It's when I realized that failure isn't the end of the world that I turned myself around.  FAILURE HAS NO BEARING ON WHO I AM OR IF I AM A GOOD PERSON.  Period.  I have nowhere to go but up, and that's why I will be a success this time because I have already failed miserably and didn't die.  A friend recently told me that you can't see God's hands reaching out toward us with the offer of help until we are flat on our backs and looking up.  However you look at it, failure is just another way to grow.

I changed to always trying to find the positive in everything.  I look back at how much time I wasted waiting for someone else to ensure my happiness and smack my forehead because happiness is a state of mind, not something another person can give you.  It isn't easy, but I choose to be happy.  Don't get me wrong, I have my moments and even my days when I trip.  I have a pity party of one (sometimes more if I can convince anyone else to join me) then I pick myself up by the scruff of my neck and force myself back on path.  I'm truly happier than I have ever been, and this is the hardest my life has ever been.

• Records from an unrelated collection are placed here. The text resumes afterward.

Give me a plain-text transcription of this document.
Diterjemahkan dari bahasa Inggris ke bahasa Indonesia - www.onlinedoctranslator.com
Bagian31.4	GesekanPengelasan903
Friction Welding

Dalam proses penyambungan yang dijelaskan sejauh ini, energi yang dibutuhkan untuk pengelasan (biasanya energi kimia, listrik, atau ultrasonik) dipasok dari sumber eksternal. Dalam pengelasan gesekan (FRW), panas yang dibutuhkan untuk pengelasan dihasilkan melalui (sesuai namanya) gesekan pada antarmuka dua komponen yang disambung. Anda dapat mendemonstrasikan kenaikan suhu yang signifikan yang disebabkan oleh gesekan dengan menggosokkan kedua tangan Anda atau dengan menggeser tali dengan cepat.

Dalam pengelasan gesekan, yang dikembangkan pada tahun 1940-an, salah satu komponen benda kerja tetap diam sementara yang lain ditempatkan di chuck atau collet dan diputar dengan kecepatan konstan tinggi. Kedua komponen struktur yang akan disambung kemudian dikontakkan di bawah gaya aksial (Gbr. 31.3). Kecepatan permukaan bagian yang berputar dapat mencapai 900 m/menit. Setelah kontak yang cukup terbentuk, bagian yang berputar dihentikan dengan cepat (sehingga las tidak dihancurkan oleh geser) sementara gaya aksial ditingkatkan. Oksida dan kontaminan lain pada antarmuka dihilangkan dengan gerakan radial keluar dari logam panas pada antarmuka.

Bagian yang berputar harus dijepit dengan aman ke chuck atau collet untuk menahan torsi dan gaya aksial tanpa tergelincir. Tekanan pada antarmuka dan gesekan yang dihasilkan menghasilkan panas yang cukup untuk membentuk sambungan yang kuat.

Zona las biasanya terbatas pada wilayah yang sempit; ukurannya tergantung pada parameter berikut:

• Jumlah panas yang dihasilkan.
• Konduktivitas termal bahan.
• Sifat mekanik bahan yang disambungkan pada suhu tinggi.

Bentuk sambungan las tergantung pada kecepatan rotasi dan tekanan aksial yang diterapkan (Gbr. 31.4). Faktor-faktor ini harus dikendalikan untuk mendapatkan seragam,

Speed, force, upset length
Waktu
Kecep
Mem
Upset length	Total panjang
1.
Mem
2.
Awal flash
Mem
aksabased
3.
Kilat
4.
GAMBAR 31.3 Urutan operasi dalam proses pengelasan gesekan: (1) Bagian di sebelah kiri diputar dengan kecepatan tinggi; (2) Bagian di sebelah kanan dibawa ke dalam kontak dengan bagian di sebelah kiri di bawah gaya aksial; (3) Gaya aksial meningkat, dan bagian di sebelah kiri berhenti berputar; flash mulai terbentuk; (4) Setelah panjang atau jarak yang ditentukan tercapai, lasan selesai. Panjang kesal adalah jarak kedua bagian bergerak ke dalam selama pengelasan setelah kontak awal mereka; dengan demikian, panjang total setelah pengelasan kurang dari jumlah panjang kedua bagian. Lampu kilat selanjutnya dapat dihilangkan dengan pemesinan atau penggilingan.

I have way more than people in my position could ever hope to have.  Instead of looking at the fact that I don't have a job or a chance at a job or a home or a husband or many friends (depressing, isn't it?), I choose to look at the fact that I have the most amazing son in the world.  I have a large family that loves me, no matter what, failure and all.  I have a roof over my head that - for now - I don't have to share with anyone but my son.  I have talent, a lot of it, and I have the smarts - and now the drive - to turn that talent into a way to stand on my own two feet financially.

Happiness is a state of mind.  Rather than looking back and lamenting over things that can't be changed, remember that tomorrow is never guaranteed.  You can never get this moment back, so make it one that you will never regret.  Tomorrow is yours to change, not yesterday!

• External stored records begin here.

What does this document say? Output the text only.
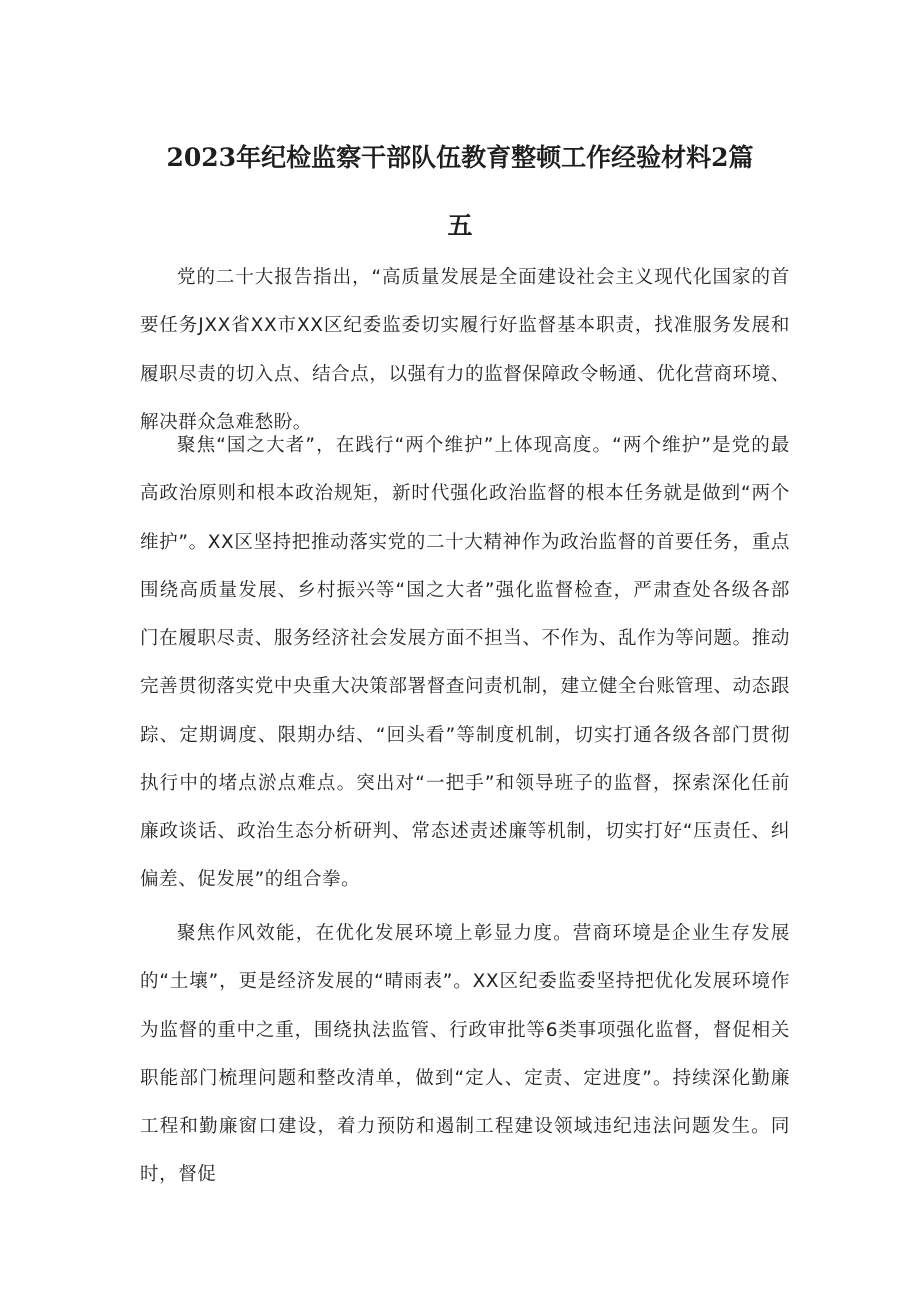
2023年纪检监察干部队伍教育整顿工作经验材料2篇
五

党的二十大报告指出，“高质量发展是全面建设社会主义现代化国家的首要任务JXX省XX市XX区纪委监委切实履行好监督基本职责，找准服务发展和履职尽责的切入点、结合点，以强有力的监督保障政令畅通、优化营商环境、解决群众急难愁盼。

聚焦“国之大者”，在践行“两个维护”上体现高度。“两个维护”是党的最高政治原则和根本政治规矩，新时代强化政治监督的根本任务就是做到“两个维护”。XX区坚持把推动落实党的二十大精神作为政治监督的首要任务，重点围绕高质量发展、乡村振兴等“国之大者”强化监督检查，严肃查处各级各部门在履职尽责、服务经济社会发展方面不担当、不作为、乱作为等问题。推动完善贯彻落实党中央重大决策部署督查问责机制，建立健全台账管理、动态跟踪、定期调度、限期办结、“回头看”等制度机制，切实打通各级各部门贯彻执行中的堵点淤点难点。突出对“一把手”和领导班子的监督，探索深化任前廉政谈话、政治生态分析研判、常态述责述廉等机制，切实打好“压责任、纠偏差、促发展”的组合拳。

聚焦作风效能，在优化发展环境上彰显力度。营商环境是企业生存发展的“土壤”，更是经济发展的“晴雨表”。XX区纪委监委坚持把优化发展环境作为监督的重中之重，围绕执法监管、行政审批等6类事项强化监督，督促相关职能部门梳理问题和整改清单，做到“定人、定责、定进度”。持续深化勤廉工程和勤廉窗口建设，着力预防和遏制工程建设领域违纪违法问题发生。同时，督促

Saturday, January 14, 2012

Reality Television as Inspiration

Why is it that inspiration strikes when I'm driving or bathing my son or in the middle of pretty much anything that is not near a computer?  I come up with the most amazing thoughts and compose a phenomenal first paragraph then forget it as soon as my fingers hit the keyboard.  Blank.  Complete writer's block.  Zip, zilch, nada.  I got nothing!

Even now, I've wrote that first paragraph hoping that I would have something that blows your mind and make you want to come back to me despite me leaving you high and dry for... well, pretty much ever.  I hate that it has been more than a month and a half since I wrote to you.  This is supposed to be an expression of me, and I look empty and vacant.

I'm not empty and vacant, dammit.  That's write.  I wrote dammit and I even spelled it wrong.  So there!

I've been watching a little bit of reality television while I'm writing, and I will say that these people make me feel very normal.  Train wrecks.  All of them.  Absolutely tragic but you can't look away.  The worst of them?  The commercials for the Toddlers and Tiaras show on TLC.  Those commercials make me sick.  I could never watch the entire show because my skin crawls and my lip curls and I judge those parents... immediately.  Parenting is hard, so I try not to judge others because I would hate for others to judge me.

But I can't help it.  I really can't.  Well, I didn't try, but I don't think I could help it if I tried.  These people are turning their children into very bad imitations of Barbie dolls.  Our children are supposed to be the best parts of us, and we are supposed to help shape them into the best versions of themselves.  These people are basically making photo copies of photo copies and creating the worst kind of hot messes.  Spoiled rotten littel brats that value looks and winning over morals and values... and the kids are horrible, too.

At least they make Buddy the Cake Boss look a little less jerk-ish.  Hey, there's a silver lining on each cloud.